Denis Johnson fait partie de ces rares auteurs capables de se réinventer à chaque livre. On l’avait quitté goguenard à la coule avec Personne bouge, on le retrouve machette au poing, hagard et poissé de sang : un survivant pour qui la langue est une jungle. Avec Les Monstres qui ricanent – titre qu’on pourrait interpréter de mille façons –, ce fils d’un ex-employé de la CIA revient à ses premières amours : l’Afrique, déjà évoquée dans l’excellent Pistes (2003 en VF) via une poignée de reportages sidérants.

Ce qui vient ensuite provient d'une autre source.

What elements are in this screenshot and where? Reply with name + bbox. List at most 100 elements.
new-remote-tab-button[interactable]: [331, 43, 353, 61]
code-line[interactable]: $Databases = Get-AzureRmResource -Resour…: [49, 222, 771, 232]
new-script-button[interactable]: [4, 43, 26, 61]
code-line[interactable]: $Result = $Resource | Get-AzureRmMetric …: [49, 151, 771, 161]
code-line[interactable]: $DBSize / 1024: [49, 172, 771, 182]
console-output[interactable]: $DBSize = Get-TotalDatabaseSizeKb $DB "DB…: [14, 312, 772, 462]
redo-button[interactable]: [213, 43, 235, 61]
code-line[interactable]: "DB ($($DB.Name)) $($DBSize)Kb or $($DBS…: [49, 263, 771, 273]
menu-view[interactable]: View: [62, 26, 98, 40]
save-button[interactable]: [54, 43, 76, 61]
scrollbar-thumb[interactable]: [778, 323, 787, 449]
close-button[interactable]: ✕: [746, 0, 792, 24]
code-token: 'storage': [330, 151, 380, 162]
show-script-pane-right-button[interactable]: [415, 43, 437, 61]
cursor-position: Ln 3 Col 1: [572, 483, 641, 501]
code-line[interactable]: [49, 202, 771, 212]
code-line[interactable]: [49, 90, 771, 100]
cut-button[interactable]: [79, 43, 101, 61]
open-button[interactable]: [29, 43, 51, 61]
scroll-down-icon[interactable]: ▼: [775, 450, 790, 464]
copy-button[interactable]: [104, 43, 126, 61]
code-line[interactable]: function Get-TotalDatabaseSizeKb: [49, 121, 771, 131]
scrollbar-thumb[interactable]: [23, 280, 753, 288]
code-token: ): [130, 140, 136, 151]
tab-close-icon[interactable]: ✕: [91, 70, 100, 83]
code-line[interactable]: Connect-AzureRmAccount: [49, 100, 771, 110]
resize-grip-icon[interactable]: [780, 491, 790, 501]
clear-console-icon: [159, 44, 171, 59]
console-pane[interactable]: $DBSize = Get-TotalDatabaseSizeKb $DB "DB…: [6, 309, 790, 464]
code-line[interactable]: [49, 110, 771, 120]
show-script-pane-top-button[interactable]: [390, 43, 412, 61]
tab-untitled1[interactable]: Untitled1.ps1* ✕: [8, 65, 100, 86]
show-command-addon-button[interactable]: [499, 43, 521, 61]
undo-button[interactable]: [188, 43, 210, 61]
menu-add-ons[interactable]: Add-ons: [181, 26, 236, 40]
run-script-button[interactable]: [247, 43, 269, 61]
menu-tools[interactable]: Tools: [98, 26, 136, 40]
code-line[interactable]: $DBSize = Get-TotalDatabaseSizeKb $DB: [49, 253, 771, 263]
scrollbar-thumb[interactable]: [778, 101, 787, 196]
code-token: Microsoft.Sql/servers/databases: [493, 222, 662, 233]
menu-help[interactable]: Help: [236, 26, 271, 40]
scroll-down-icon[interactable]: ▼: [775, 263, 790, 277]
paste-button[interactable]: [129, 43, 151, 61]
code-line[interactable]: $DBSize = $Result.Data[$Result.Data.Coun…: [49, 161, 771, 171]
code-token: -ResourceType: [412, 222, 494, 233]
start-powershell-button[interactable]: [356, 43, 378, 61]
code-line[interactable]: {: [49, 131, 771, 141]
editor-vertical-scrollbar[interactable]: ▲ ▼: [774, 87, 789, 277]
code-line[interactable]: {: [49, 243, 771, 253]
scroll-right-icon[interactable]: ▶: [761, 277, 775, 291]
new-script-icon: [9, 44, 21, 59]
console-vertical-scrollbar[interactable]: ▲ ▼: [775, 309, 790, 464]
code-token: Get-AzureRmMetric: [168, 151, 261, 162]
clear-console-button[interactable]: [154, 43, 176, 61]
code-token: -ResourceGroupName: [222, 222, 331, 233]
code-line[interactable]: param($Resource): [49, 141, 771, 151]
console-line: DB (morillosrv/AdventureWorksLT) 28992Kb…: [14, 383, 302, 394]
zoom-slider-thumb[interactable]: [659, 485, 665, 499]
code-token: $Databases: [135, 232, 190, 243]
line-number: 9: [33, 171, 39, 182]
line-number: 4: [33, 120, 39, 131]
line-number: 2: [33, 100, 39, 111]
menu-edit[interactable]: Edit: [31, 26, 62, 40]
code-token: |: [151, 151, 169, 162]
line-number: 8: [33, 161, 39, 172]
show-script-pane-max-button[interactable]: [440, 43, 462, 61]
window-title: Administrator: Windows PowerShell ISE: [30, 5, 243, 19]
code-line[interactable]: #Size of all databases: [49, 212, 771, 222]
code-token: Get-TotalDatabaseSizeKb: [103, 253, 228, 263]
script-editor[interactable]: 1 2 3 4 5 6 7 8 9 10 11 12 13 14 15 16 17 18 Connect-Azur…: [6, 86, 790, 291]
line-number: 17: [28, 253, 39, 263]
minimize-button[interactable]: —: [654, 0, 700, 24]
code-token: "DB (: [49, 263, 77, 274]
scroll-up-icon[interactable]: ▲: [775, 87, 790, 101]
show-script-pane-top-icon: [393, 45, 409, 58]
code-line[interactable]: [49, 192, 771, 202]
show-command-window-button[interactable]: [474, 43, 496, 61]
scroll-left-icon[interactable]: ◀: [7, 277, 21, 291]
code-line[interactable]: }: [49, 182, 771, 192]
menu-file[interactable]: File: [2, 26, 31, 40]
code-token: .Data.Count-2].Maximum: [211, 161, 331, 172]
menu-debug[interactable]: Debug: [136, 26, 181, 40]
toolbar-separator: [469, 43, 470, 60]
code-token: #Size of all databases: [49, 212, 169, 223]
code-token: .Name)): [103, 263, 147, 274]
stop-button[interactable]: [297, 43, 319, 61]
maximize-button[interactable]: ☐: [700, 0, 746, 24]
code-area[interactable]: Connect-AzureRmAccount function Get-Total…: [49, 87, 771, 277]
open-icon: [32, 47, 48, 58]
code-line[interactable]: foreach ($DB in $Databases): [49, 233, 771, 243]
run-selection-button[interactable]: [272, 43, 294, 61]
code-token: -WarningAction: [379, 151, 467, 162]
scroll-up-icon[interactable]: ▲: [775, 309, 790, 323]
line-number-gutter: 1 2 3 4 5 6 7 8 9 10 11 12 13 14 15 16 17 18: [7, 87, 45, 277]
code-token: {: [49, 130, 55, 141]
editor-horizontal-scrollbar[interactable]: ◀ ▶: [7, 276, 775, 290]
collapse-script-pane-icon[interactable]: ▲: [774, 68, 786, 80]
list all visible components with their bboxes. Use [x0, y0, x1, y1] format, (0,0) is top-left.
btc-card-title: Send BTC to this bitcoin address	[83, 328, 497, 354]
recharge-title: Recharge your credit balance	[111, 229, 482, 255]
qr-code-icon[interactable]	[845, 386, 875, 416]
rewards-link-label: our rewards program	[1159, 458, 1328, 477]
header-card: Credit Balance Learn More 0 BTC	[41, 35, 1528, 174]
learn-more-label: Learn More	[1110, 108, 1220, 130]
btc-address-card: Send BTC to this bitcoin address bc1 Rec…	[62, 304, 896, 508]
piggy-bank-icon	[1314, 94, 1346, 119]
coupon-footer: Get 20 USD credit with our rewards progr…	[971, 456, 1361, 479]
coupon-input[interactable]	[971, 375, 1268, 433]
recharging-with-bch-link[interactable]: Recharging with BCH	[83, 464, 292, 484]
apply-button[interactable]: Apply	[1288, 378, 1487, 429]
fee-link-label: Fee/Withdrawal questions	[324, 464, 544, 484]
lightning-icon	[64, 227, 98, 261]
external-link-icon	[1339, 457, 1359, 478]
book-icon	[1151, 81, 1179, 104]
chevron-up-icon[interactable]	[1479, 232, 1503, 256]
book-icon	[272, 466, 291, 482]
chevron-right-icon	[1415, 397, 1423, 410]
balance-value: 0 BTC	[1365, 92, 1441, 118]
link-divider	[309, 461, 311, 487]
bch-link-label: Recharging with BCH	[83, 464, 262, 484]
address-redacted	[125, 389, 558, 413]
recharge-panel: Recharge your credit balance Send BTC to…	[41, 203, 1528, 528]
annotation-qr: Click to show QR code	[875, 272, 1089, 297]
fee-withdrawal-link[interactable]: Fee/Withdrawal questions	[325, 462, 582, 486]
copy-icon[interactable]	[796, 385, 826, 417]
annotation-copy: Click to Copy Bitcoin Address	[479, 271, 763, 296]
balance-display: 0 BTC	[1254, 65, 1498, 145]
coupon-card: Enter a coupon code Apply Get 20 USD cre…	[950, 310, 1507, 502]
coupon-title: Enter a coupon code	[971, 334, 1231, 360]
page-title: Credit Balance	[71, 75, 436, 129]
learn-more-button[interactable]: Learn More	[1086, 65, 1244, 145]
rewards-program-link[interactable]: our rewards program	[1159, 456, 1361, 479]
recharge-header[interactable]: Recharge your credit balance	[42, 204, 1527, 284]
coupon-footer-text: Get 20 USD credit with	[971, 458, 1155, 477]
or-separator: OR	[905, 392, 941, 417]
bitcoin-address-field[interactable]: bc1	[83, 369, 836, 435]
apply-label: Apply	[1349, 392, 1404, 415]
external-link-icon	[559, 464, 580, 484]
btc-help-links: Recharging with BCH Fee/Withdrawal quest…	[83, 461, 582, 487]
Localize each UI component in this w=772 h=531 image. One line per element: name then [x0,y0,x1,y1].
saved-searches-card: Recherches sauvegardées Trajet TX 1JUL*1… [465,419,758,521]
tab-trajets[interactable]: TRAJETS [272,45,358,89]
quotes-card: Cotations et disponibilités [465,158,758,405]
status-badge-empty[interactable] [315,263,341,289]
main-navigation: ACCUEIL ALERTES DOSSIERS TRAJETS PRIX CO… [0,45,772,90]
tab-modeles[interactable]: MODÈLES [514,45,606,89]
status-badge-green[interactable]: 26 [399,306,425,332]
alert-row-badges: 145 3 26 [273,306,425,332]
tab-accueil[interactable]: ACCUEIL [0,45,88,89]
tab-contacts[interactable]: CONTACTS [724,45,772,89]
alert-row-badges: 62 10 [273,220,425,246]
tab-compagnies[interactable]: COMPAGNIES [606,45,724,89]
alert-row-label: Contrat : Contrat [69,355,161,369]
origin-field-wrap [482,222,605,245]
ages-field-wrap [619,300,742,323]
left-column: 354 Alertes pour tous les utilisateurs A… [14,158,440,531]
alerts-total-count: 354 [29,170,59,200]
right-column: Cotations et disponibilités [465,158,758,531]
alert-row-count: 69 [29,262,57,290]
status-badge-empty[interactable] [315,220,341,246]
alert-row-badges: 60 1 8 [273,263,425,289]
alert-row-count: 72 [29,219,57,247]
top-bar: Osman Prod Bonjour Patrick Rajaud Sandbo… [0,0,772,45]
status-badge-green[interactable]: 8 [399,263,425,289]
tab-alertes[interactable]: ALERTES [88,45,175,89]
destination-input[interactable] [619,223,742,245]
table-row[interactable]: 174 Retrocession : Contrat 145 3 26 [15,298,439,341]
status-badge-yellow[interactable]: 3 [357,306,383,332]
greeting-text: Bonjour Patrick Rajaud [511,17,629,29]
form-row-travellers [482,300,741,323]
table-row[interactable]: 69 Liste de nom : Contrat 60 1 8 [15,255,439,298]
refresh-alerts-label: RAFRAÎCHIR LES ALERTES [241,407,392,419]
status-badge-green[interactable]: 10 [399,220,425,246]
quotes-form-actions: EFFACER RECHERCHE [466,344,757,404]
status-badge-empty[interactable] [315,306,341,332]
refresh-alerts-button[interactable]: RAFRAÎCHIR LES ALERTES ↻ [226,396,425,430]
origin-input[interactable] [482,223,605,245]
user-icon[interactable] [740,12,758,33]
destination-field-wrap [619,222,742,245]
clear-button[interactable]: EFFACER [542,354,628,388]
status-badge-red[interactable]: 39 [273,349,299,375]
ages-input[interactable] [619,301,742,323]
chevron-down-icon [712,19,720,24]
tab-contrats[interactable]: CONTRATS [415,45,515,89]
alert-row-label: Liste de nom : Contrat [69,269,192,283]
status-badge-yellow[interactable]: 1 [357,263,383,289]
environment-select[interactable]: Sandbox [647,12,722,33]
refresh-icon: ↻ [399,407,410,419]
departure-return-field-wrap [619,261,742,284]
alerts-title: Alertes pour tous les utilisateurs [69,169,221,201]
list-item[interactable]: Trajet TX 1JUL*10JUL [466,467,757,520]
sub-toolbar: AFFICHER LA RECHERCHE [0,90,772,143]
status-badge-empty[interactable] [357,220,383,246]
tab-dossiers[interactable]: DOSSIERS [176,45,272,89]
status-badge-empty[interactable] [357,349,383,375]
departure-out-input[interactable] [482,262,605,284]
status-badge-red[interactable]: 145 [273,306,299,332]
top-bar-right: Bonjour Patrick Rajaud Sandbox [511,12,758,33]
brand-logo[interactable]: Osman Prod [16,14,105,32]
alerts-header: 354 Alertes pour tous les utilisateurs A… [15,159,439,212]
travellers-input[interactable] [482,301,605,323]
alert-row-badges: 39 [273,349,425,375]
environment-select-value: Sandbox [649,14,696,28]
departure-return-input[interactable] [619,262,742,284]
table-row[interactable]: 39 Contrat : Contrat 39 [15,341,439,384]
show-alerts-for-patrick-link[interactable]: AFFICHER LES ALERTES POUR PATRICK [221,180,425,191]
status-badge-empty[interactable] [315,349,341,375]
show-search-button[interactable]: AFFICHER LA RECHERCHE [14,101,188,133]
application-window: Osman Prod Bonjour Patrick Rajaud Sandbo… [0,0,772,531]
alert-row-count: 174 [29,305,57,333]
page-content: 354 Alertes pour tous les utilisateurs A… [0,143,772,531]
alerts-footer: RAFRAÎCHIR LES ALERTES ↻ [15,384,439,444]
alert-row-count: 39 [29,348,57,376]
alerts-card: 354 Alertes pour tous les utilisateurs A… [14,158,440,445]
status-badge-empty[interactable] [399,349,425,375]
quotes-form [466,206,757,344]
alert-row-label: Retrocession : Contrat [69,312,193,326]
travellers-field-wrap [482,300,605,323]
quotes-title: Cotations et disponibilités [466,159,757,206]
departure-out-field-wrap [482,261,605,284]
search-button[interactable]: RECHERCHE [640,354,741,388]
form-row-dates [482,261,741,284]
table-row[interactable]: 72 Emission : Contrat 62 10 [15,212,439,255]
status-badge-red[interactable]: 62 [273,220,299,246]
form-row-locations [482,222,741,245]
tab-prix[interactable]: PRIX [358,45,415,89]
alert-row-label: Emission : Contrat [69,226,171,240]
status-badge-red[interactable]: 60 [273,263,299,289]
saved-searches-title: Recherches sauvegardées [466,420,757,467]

Vague agent de l’OTAN, Roland Nair est de retour au Sierra Leone après une longue absence. Il rejoint une vieille connaissance : Michael Adriko, soupçonné de trafic d’uranium et ci-devant déserteur, qu’il est censé surveiller de très près. Fantasque et rusé, éminemment attachant mais doué d’une inconséquence qui confine au sadisme, Adriko incarne une idée hypermoderne et délibérément fucked-up de l’Afrique, et il suffit à Johnson de quelques pages creusées jusqu’à l’os pour en faire un personnage inoubliable. Flanqué de Nair et de sa fiancée Davidia, jeune déesse énigmatique qui pue l’innocence factice, Michael s’enfonce au cœur du continent pour retrouver son clan, dit-il, et célébrer un mariage en grande pompe. Perdu dans les brumes de l’alcool, accablé de culpabilités anciennes, Nair, qui en sait plus que nous et ne sait donc quasi rien, s’efforce de le croire et de ne pas perdre pied.

Bien vite, on s’en doute, son odyssée va prendre des allures de cauchemar. Une traque est lancée. Mais qui poursuit quoi ? On ne connaît pas l’Afrique, ricane Johnson dans notre dos, on ne peut pas la connaître et si on doit la raconter, c’est en usant d’une langue tour à tour nonchalante et suspecte, magnifique et cruelle. Interpol, le Mossad, le MI6, la dope, les trafics d’armes, l’uranium : peu à peu, le lecteur hébété hume à son tour l’odeur des cadavres et de la poussière, et le danger lui fait comme une seconde peau. Repères dissous, réalité fragmentée : à ce niveau de virtuosité, on ne voit guère que DeLillo pour oser s’attaquer ainsi au mur d’un monde contemporain infesté par un langage létal. Protagoniste central de ce thriller hors-norme, l’Afrique de Johnson se dérobe et palpite sans relâche. Personnages et lecteur, eux, trébuchent en état d’hallucination permanente vers un mirage qui n’a jamais existé que dans leurs rêves et dont on ose à peine écrire le nom – la vérité, ou un autre problème du même genre.


Traduit de l’anglais par Eric Chédaille.